What I recommend we do is actually describe the "ordering" of all the pieces in the transition plan. And then document what we should NOT do so in 10 years, we have a reminder of what to do (because I don't see Phase 3 being done until many years!).
You're right, writing it down doesn't help that much.
Here's one way to regularly test future transition plans:
We write a script that runs chutney tests that test each part of the transition plan, for old and new clients, and clients with and without cached consensuses
We set up a repository on Travis with a cron job that runs once a week, to make sure that future changes don't break the transition plan
Are there other ways to make sure we don't break our future transition plans?
We need to talk about these issues in the proposal.
Indeed. I'll make the changes as soon as I can to the proposal.
Are there other ways to make sure we don't break our future transition plans?
This current issue reminds me of the tap vs ntor problem. Once we stop using tap, what will old client do? I recall analysis being done by nickm there and I'm expecting a very similar conclusion(s) about clients who just can't use the network.
I've force pushed quite a big fix on the last commit. I recommend a complete re-read of section 4 (Deployment).
I've expanded it considering teor's comment and a discussion I had with Nick this morning on IRC. Basically, keeping v0 support on directory one-hop circuit could be desirable as a buffer once v0 is not accepted anymore.
I've also added a Timeline section to try to give us a better idea of how it looks.
Woo, I've finished reviewing. Looks nice! I've made some suggestions on the branch.
In addition to the review comments, here is something I'd like to see: I'd like to see a unit test that makes sure that the calculated SENDME values match SENDME values that are calculated by a different process, like a python script or something. This will help us make sure that we're calculating the right function over the correct portions of the correct cells. (I didn't see a test like that, but I could have missed it.) What do you think?

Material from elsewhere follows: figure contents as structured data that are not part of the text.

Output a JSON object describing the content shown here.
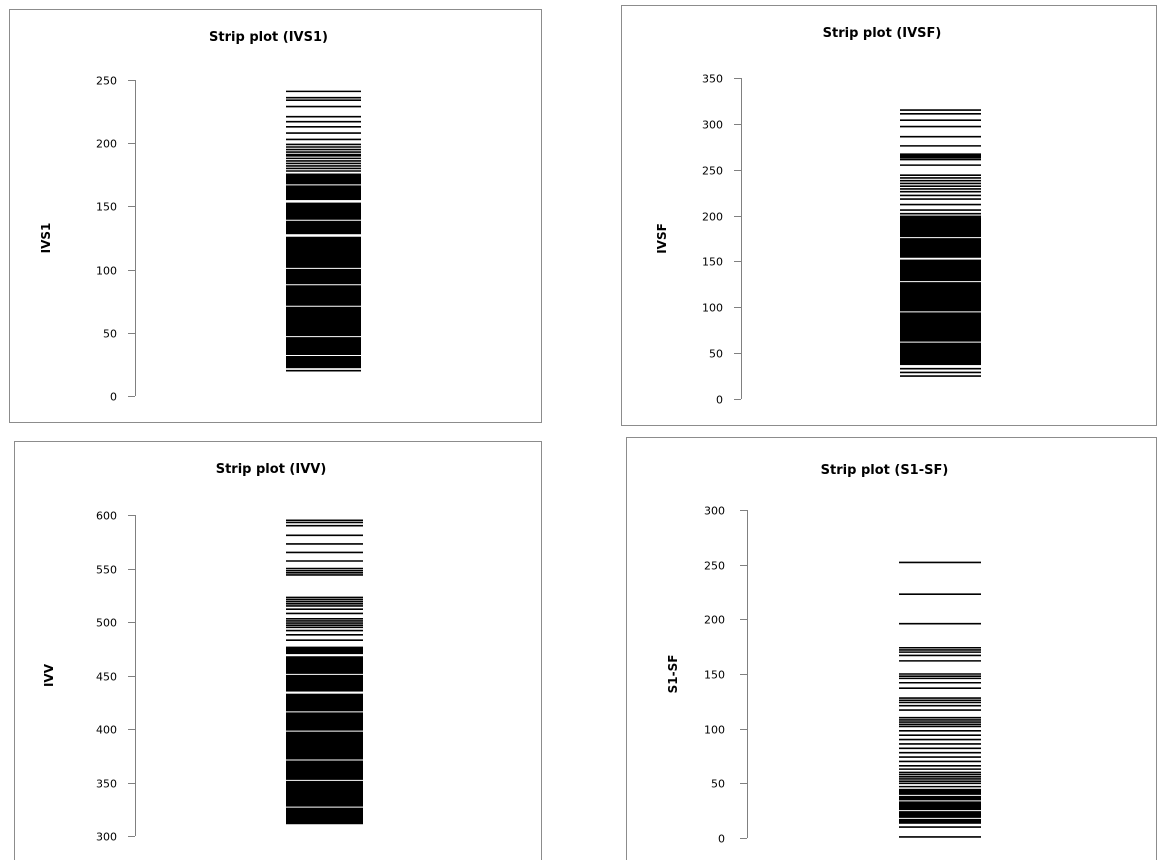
{
  "chart_data": [
    {
      "type": "strip",
      "title": "Strip plot  (IVS1)",
      "xlabel": "",
      "ylabel": "IVS1",
      "ylim": [
        0,
        250
      ],
      "yticks": [
        0,
        50,
        100,
        150,
        200,
        250
      ],
      "bands": [
        [
          22,
          126
        ],
        [
          128,
          153
        ],
        [
          155,
          176
        ]
      ],
      "values": [
        20,
        178,
        180,
        182,
        184,
        186,
        188,
        190,
        191,
        193,
        195,
        197,
        199,
        203,
        208,
        213,
        217,
        221,
        229,
        234,
        236,
        241
      ],
      "gaps": [
        32,
        47,
        71,
        88,
        101,
        139,
        167
      ]
    },
    {
      "type": "strip",
      "title": "Strip plot  (IVSF)",
      "xlabel": "",
      "ylabel": "IVSF",
      "ylim": [
        0,
        350
      ],
      "yticks": [
        0,
        50,
        100,
        150,
        200,
        250,
        300,
        350
      ],
      "bands": [
        [
          37,
          152
        ],
        [
          154,
          200
        ]
      ],
      "values": [
        25,
        29,
        33,
        202,
        206,
        212,
        218,
        222,
        226,
        229,
        232,
        235,
        238,
        241,
        244,
        255,
        261,
        263,
        264,
        265,
        266,
        267,
        276,
        286,
        297,
        304,
        311,
        315
      ],
      "gaps": [
        62,
        95,
        128,
        176
      ]
    },
    {
      "type": "strip",
      "title": "Strip plot  (IVV)",
      "xlabel": "",
      "ylabel": "IVV",
      "ylim": [
        300,
        600
      ],
      "yticks": [
        300,
        350,
        400,
        450,
        500,
        550,
        600
      ],
      "bands": [
        [
          311,
          433
        ],
        [
          435,
          468
        ],
        [
          470,
          477
        ]
      ],
      "values": [
        483,
        488,
        492,
        495,
        497,
        499,
        501,
        503,
        508,
        512,
        515,
        517,
        519,
        521,
        523,
        544,
        546,
        548,
        550,
        557,
        565,
        573,
        581,
        590,
        593,
        595
      ],
      "gaps": [
        327,
        352,
        371,
        398,
        416,
        451
      ]
    },
    {
      "type": "strip",
      "title": "Strip plot  (S1-SF)",
      "xlabel": "",
      "ylabel": "S1-SF",
      "ylim": [
        0,
        300
      ],
      "yticks": [
        0,
        50,
        100,
        150,
        200,
        250,
        300
      ],
      "bands": [
        [
          13,
          45
        ]
      ],
      "values": [
        1,
        10,
        47,
        50,
        52,
        54,
        56,
        58,
        60,
        63,
        66,
        70,
        74,
        78,
        82,
        86,
        90,
        94,
        98,
        102,
        104,
        106,
        108,
        110,
        117,
        121,
        124,
        126,
        128,
        137,
        142,
        146,
        148,
        150,
        162,
        167,
        170,
        172,
        174,
        196,
        223,
        252
      ],
      "gaps": [
        18,
        25,
        34,
        39
      ]
    }
  ]
}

Woo, I've finished reviewing. Looks nice! I've made some suggestions on the branch.
All pushed now.
In addition to the review comments, here is something I'd like to see: I'd like to see a unit test that makes sure that the calculated SENDME values match SENDME values that are calculated by a different process, like a python script or something. This will help us make sure that we're calculating the right function over the correct portions of the correct cells. (I didn't see a test like that, but I could have missed it.) What do you think?
So essentially, you would like a test that makes sure the digest we compute and match is valid outside of Tor code? That is basically the cell rolling digest validation?

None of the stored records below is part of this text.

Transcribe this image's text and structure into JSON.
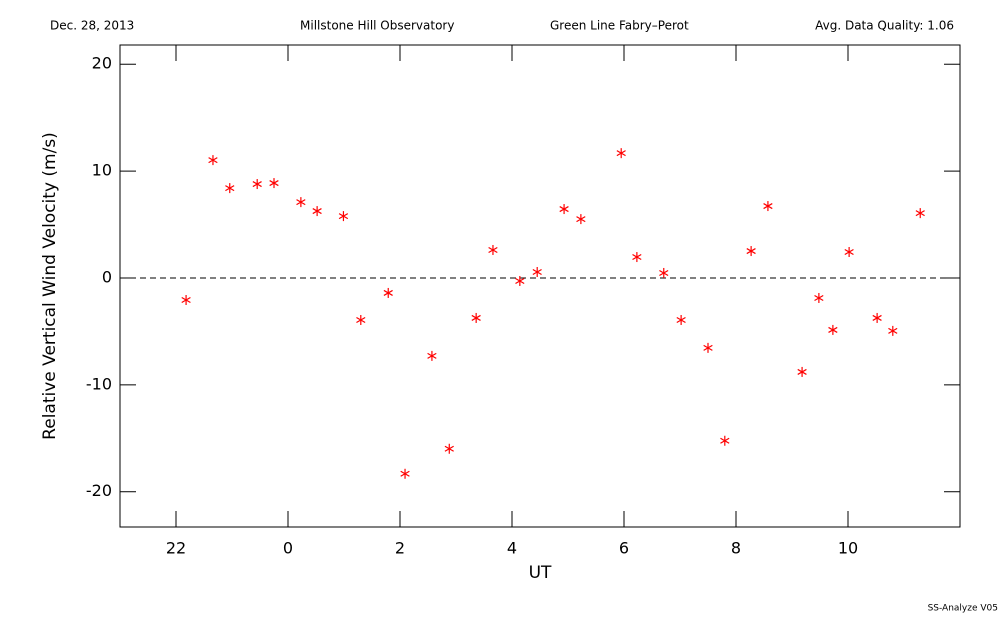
{
  "chart_data": {
    "type": "scatter",
    "header": [
      "Dec. 28, 2013",
      "Millstone Hill Observatory",
      "Green Line Fabry–Perot",
      "Avg. Data Quality: 1.06"
    ],
    "footer": "SS-Analyze V05",
    "xlabel": "UT",
    "ylabel": "Relative Vertical Wind Velocity (m/s)",
    "xlim": [
      21,
      36
    ],
    "ylim": [
      -23.3,
      21.8
    ],
    "xticks": [
      22,
      {
        "value": 24,
        "label": "0"
      },
      {
        "value": 26,
        "label": "2"
      },
      {
        "value": 28,
        "label": "4"
      },
      {
        "value": 30,
        "label": "6"
      },
      {
        "value": 32,
        "label": "8"
      },
      {
        "value": 34,
        "label": "10"
      }
    ],
    "yticks": [
      -20,
      -10,
      0,
      10,
      20
    ],
    "reference_line": 0,
    "color": "#ff0000",
    "x": [
      22.18,
      22.66,
      22.96,
      23.45,
      23.75,
      24.23,
      24.52,
      24.99,
      25.3,
      25.79,
      26.09,
      26.57,
      26.88,
      27.36,
      27.66,
      28.14,
      28.45,
      28.93,
      29.23,
      29.95,
      30.23,
      30.71,
      31.02,
      31.5,
      31.8,
      32.27,
      32.57,
      33.18,
      33.48,
      33.73,
      34.02,
      34.52,
      34.8,
      35.29
    ],
    "y": [
      -2.06,
      11.03,
      8.41,
      8.79,
      8.88,
      7.1,
      6.26,
      5.79,
      -3.93,
      -1.4,
      -18.32,
      -7.29,
      -15.98,
      -3.74,
      2.62,
      -0.28,
      0.56,
      6.45,
      5.51,
      11.68,
      1.96,
      0.47,
      -3.93,
      -6.54,
      -15.23,
      2.52,
      6.73,
      -8.79,
      -1.87,
      -4.86,
      2.43,
      -3.74,
      -4.95,
      6.07
    ]
  }
}
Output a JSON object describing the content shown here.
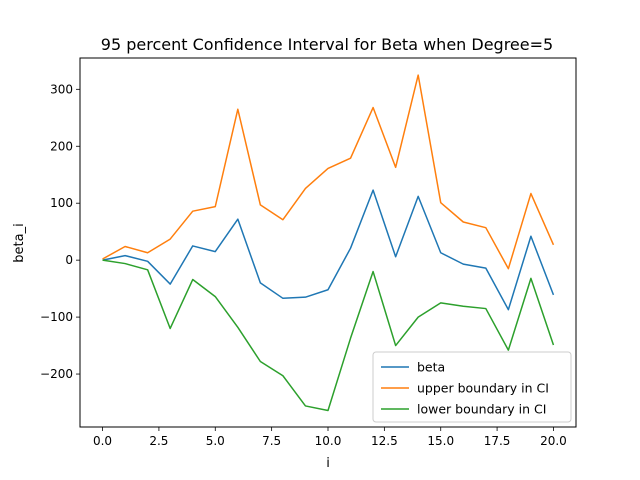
{
  "chart_data": {
    "type": "line",
    "title": "95 percent Confidence Interval for Beta when Degree=5",
    "xlabel": "i",
    "ylabel": "beta_i",
    "xlim": [
      -1,
      21
    ],
    "ylim": [
      -293,
      355
    ],
    "xticks": [
      0,
      2.5,
      5,
      7.5,
      10,
      12.5,
      15,
      17.5,
      20
    ],
    "xtick_labels": [
      "0.0",
      "2.5",
      "5.0",
      "7.5",
      "10.0",
      "12.5",
      "15.0",
      "17.5",
      "20.0"
    ],
    "yticks": [
      -200,
      -100,
      0,
      100,
      200,
      300
    ],
    "ytick_labels": [
      "−200",
      "−100",
      "0",
      "100",
      "200",
      "300"
    ],
    "grid": false,
    "legend_position": "lower-right",
    "x": [
      0,
      1,
      2,
      3,
      4,
      5,
      6,
      7,
      8,
      9,
      10,
      11,
      12,
      13,
      14,
      15,
      16,
      17,
      18,
      19,
      20
    ],
    "series": [
      {
        "name": "beta",
        "color": "#1f77b4",
        "values": [
          0,
          8,
          -2,
          -42,
          25,
          15,
          72,
          -40,
          -67,
          -65,
          -52,
          21,
          123,
          6,
          112,
          13,
          -7,
          -14,
          -87,
          42,
          -61
        ]
      },
      {
        "name": "upper boundary in CI",
        "color": "#ff7f0e",
        "values": [
          2,
          24,
          13,
          37,
          86,
          94,
          265,
          97,
          71,
          126,
          161,
          179,
          268,
          163,
          325,
          101,
          67,
          57,
          -15,
          117,
          27
        ]
      },
      {
        "name": "lower boundary in CI",
        "color": "#2ca02c",
        "values": [
          0,
          -6,
          -17,
          -120,
          -34,
          -64,
          -118,
          -178,
          -203,
          -256,
          -264,
          -137,
          -20,
          -150,
          -100,
          -75,
          -81,
          -85,
          -158,
          -32,
          -149
        ]
      }
    ]
  }
}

Also, this branch needs a changes file.
I'll add it once the protover commit is done. We seems to have reached a consensus with FlowCtrl so that is what I'll go for.
travis seems to be failing on the streamwrap unit test. That's probably related to changes here.

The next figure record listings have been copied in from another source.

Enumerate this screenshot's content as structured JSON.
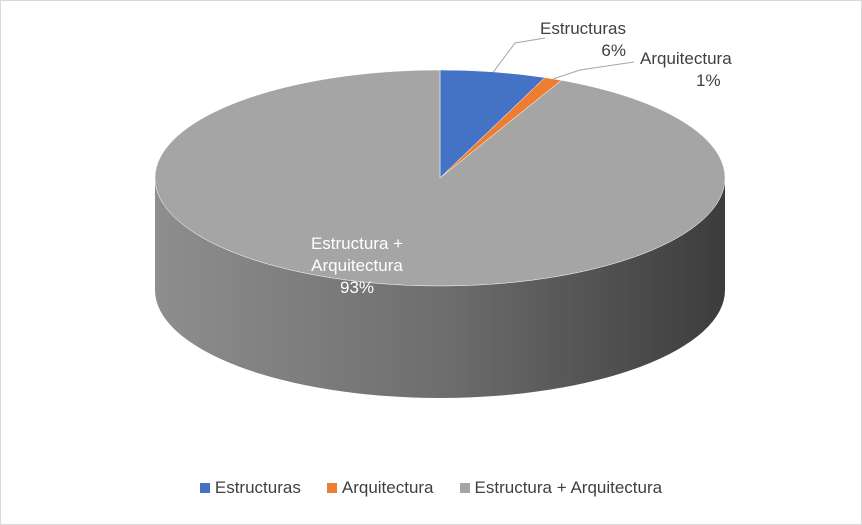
{
  "chart_data": {
    "type": "pie",
    "categories": [
      "Estructuras",
      "Arquitectura",
      "Estructura + Arquitectura"
    ],
    "values": [
      6,
      1,
      93
    ],
    "value_labels": [
      "6%",
      "1%",
      "93%"
    ],
    "colors": [
      "#4472c4",
      "#ed7d31",
      "#a5a5a5"
    ],
    "legend": "bottom"
  }
}
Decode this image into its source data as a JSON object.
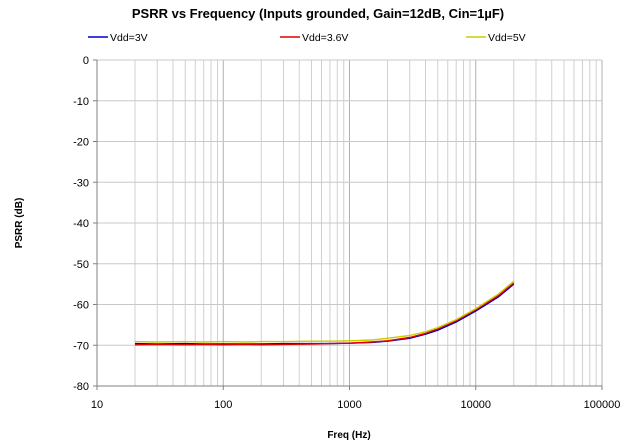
{
  "chart_data": {
    "type": "line",
    "title": "PSRR vs Frequency (Inputs grounded, Gain=12dB, Cin=1µF)",
    "xlabel": "Freq (Hz)",
    "ylabel": "PSRR (dB)",
    "xscale": "log",
    "xlim": [
      10,
      100000
    ],
    "ylim": [
      -80,
      0
    ],
    "xticks": [
      10,
      100,
      1000,
      10000,
      100000
    ],
    "xtick_labels": [
      "10",
      "100",
      "1000",
      "10000",
      "100000"
    ],
    "yticks": [
      0,
      -10,
      -20,
      -30,
      -40,
      -50,
      -60,
      -70,
      -80
    ],
    "ytick_labels": [
      "0",
      "-10",
      "-20",
      "-30",
      "-40",
      "-50",
      "-60",
      "-70",
      "-80"
    ],
    "grid": true,
    "legend_position": "top",
    "series": [
      {
        "name": "Vdd=3V",
        "color": "#0000CC",
        "x": [
          20,
          30,
          50,
          70,
          100,
          150,
          200,
          300,
          500,
          700,
          1000,
          1500,
          2000,
          3000,
          4000,
          5000,
          7000,
          10000,
          15000,
          20000
        ],
        "y": [
          -69.6,
          -69.7,
          -69.6,
          -69.7,
          -69.7,
          -69.7,
          -69.7,
          -69.6,
          -69.6,
          -69.6,
          -69.5,
          -69.3,
          -69.0,
          -68.3,
          -67.3,
          -66.3,
          -64.3,
          -61.6,
          -58.2,
          -55.0
        ]
      },
      {
        "name": "Vdd=3.6V",
        "color": "#DD0000",
        "x": [
          20,
          30,
          50,
          70,
          100,
          150,
          200,
          300,
          500,
          700,
          1000,
          1500,
          2000,
          3000,
          4000,
          5000,
          7000,
          10000,
          15000,
          20000
        ],
        "y": [
          -69.9,
          -69.8,
          -69.9,
          -69.8,
          -69.9,
          -69.8,
          -69.9,
          -69.8,
          -69.7,
          -69.6,
          -69.5,
          -69.2,
          -68.9,
          -68.1,
          -67.1,
          -66.0,
          -64.0,
          -61.3,
          -57.9,
          -54.7
        ]
      },
      {
        "name": "Vdd=5V",
        "color": "#CCCC00",
        "x": [
          20,
          30,
          50,
          70,
          100,
          150,
          200,
          300,
          500,
          700,
          1000,
          1500,
          2000,
          3000,
          4000,
          5000,
          7000,
          10000,
          15000,
          20000
        ],
        "y": [
          -69.1,
          -69.2,
          -69.1,
          -69.2,
          -69.1,
          -69.2,
          -69.1,
          -69.1,
          -69.0,
          -69.0,
          -68.9,
          -68.7,
          -68.3,
          -67.6,
          -66.7,
          -65.7,
          -63.7,
          -61.0,
          -57.5,
          -54.3
        ]
      }
    ]
  }
}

As discussed on IRC, legacy/trac#29668 (moved) should be merged upstream instead of within this branch.
there's no coverage information; I'd like to know how the coverage is on the tests.
I'll get you that once I have the protover commit.
Integration tests went well! Now, this lacks two things:
FlowCtrl protover value.
The one-hop circuit to a directory cache (download consensus) and its consensus param.
nickm and I discussed it on IRC and we'll do that once this is merged so we don't pile up more things on this already big/non-trivial branch. However, we will not release both features apart, they need to all go in the same release. I'll open these tickets and made them child of this parent ticket.
Which means that once this is merged, keep this parent ticket open until we merge the children.